[Python-ideas] Introduce collections.Reiterable

Stephen J. Turnbull stephen at xemacs.org
Sat Sep 21 08:25:08 CEST 2013


Neil Girdhar writes:

 > You're right that you should go ahead and use something however you
 > want to.  However, there are plenty of times where you can't do that,
 > e.g., you want to know if something is callable before calling it,
 > and similarly if something is reiterable before iterating it and
 > exhausting.  That is the purpose of collections.abc,

I don't think so.  It's documented that way:

    This module provides abstract base classes that can be used to
    test whether a class provides a particular interface; for example,
    whether it is hashable or whether it is a mapping.

But I wouldn't do explicit testing with isinstance, but rather use
implicit assertions (at instantiation time) by deriving from the ABC.
I don't see how Reiterable could be adapted to this style of
programming because the API of iterables is basically fixed (support
__iter__ or __getitem__).

 > and that's what I thought we were discussing.

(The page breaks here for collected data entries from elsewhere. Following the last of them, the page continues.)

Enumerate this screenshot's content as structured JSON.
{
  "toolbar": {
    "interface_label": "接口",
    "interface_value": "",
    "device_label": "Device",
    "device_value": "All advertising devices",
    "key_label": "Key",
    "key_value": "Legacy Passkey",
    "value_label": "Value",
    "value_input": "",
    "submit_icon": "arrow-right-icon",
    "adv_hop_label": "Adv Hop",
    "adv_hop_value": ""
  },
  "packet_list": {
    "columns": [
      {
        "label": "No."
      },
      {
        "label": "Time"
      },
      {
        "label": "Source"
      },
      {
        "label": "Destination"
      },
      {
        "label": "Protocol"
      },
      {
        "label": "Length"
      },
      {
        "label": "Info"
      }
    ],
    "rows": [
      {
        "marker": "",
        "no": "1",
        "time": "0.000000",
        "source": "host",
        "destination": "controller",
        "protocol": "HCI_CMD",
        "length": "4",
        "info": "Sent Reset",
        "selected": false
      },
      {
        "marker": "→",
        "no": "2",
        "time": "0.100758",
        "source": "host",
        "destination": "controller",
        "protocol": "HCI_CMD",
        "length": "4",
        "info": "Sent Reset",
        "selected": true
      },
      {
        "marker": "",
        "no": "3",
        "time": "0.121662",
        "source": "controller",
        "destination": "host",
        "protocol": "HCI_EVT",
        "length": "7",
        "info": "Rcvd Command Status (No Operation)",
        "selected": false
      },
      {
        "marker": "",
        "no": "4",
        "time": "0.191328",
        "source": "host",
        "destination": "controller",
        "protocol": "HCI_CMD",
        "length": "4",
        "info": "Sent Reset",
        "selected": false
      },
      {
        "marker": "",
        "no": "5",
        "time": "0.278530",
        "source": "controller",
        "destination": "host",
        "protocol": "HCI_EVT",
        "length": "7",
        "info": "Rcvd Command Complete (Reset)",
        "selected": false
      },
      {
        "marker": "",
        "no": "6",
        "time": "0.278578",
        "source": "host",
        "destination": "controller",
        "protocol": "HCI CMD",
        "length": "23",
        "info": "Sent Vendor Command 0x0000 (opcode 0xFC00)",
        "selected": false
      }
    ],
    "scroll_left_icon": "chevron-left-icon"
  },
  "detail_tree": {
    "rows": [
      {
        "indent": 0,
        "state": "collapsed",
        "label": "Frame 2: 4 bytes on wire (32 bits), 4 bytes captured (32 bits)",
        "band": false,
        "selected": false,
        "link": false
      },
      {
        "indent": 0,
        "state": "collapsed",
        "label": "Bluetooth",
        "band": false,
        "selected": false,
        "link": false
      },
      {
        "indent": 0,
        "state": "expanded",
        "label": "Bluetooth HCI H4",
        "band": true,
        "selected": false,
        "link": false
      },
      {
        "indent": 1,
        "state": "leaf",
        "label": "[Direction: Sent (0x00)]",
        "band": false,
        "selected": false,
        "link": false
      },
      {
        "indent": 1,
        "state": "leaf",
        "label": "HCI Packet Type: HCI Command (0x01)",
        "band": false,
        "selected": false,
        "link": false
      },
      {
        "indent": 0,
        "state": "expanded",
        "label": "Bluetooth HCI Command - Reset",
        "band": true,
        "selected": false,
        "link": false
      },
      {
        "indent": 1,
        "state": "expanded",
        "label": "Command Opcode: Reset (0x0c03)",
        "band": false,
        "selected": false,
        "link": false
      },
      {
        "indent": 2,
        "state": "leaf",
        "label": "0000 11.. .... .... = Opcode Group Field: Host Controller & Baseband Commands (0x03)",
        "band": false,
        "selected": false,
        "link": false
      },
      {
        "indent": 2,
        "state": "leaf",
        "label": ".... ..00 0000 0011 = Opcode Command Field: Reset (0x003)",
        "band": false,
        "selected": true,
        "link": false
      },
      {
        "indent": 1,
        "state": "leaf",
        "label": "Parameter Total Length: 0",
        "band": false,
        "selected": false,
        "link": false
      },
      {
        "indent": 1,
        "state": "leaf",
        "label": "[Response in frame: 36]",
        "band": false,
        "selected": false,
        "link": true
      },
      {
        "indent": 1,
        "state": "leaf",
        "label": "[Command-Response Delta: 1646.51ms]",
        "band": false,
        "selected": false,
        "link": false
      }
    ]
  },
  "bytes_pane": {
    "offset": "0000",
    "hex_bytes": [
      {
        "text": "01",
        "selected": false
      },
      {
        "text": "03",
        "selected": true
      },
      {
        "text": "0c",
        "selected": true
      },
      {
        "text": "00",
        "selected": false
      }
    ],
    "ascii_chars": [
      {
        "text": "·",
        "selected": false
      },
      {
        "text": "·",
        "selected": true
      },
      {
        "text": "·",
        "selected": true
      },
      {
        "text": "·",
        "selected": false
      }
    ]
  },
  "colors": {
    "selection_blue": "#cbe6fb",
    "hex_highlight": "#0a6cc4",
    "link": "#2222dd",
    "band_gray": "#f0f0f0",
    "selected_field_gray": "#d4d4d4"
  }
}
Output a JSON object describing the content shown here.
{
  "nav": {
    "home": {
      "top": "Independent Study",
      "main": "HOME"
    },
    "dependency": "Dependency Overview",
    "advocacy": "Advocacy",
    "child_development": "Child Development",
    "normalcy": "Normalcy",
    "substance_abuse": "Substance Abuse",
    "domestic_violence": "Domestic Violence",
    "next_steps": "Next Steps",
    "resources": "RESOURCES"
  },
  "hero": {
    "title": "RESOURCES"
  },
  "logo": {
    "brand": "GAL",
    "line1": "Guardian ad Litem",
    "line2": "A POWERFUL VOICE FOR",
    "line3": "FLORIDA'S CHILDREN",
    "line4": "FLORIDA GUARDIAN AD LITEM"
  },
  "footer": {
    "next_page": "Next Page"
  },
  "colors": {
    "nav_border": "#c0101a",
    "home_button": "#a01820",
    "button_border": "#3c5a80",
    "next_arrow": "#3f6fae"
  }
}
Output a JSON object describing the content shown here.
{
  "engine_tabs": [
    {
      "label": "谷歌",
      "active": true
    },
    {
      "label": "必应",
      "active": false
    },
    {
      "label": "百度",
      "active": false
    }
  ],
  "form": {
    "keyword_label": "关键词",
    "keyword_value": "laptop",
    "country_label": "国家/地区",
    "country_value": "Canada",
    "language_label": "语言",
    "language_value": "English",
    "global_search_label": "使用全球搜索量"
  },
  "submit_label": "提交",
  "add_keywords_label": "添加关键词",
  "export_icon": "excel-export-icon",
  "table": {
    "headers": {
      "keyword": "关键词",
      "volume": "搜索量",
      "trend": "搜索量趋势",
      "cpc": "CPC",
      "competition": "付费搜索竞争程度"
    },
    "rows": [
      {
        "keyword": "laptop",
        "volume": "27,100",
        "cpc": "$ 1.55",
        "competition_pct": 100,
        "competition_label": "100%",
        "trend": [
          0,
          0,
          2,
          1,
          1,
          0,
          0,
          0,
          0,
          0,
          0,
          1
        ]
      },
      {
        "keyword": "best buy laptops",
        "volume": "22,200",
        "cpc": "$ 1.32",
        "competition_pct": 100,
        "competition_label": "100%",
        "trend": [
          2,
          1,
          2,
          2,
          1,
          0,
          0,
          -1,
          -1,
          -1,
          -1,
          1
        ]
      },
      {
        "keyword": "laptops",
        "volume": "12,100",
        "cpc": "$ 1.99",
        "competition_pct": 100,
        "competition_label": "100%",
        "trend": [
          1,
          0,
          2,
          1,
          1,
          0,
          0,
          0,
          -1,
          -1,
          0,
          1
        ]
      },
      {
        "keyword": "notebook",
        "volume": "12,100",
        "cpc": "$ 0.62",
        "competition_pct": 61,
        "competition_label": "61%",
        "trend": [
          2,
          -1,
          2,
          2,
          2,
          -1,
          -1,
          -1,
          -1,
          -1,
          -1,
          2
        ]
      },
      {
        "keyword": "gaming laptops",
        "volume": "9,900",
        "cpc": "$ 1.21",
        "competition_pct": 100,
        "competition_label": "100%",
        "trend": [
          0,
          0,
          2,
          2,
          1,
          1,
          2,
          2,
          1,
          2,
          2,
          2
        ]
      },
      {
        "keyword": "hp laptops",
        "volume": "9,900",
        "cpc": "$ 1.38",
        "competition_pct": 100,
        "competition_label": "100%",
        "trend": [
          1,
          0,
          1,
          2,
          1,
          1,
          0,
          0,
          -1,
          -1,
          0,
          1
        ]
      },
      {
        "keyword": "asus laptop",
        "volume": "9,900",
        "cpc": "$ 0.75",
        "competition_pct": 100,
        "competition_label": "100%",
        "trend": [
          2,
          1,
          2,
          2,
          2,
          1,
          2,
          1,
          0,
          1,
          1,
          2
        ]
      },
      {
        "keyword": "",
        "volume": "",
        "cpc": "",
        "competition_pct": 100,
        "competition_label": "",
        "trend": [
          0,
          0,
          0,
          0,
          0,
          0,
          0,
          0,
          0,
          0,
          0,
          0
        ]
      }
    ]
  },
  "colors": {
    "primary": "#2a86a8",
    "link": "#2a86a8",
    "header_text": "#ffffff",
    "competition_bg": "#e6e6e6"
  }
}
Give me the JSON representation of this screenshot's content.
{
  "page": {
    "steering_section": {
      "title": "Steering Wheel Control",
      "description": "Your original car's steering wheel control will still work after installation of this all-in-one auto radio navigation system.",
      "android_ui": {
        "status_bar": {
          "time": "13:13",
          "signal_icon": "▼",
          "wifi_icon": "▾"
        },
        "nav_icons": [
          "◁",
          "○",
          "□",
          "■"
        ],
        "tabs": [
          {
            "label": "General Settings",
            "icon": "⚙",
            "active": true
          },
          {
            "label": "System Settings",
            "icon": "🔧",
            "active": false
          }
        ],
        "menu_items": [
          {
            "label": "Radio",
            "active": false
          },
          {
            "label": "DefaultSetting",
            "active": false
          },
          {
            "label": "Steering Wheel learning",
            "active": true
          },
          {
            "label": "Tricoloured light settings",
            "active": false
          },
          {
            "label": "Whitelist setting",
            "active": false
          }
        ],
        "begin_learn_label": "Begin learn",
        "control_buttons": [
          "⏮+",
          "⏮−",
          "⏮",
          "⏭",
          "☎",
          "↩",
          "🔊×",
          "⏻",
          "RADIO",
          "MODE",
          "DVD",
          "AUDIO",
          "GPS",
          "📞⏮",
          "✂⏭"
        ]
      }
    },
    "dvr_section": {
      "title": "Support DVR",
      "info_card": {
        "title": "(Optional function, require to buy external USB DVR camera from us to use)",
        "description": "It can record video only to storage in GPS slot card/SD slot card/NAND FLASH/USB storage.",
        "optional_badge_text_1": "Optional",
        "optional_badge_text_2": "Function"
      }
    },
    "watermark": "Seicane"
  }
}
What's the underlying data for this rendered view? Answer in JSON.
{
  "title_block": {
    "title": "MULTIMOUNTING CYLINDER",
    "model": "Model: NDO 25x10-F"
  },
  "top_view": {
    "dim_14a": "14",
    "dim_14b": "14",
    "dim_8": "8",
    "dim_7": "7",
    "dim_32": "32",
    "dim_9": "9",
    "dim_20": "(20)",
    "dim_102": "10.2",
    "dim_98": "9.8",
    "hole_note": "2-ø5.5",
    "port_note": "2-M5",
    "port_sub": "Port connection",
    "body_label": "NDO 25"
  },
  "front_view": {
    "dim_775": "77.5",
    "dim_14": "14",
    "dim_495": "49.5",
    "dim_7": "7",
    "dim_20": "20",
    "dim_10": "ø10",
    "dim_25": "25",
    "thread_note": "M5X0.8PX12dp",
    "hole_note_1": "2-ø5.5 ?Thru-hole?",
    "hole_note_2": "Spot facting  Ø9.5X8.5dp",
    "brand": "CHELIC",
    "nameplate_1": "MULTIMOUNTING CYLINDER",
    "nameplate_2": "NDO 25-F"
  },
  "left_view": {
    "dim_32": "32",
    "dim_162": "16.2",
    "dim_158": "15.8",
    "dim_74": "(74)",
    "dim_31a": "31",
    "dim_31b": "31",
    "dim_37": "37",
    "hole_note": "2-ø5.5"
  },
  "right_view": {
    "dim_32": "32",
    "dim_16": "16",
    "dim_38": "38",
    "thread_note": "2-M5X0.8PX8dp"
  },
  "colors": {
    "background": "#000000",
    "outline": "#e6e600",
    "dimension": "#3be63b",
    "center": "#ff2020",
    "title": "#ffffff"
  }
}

You were, I agree.  But you proposed a new API, which pretty well
guarantees many discussants will take a more global view, like "do the
use cases justify this addition?"

Another such question is "what exactly is the specification?"  Tim
Delany, for example, AIUI doesn't have a problem with saying that any
iterable is reiterable, because it won't raise an exception if the
program iterates it after exhaustion.  It simply does nothing, but in
some cases that's perfectly acceptable.  I know you disagree, and I
don't think that's a useful definition.  Still it demonstrates the
wide range of opinions on what "reiterable" can or should guarantee.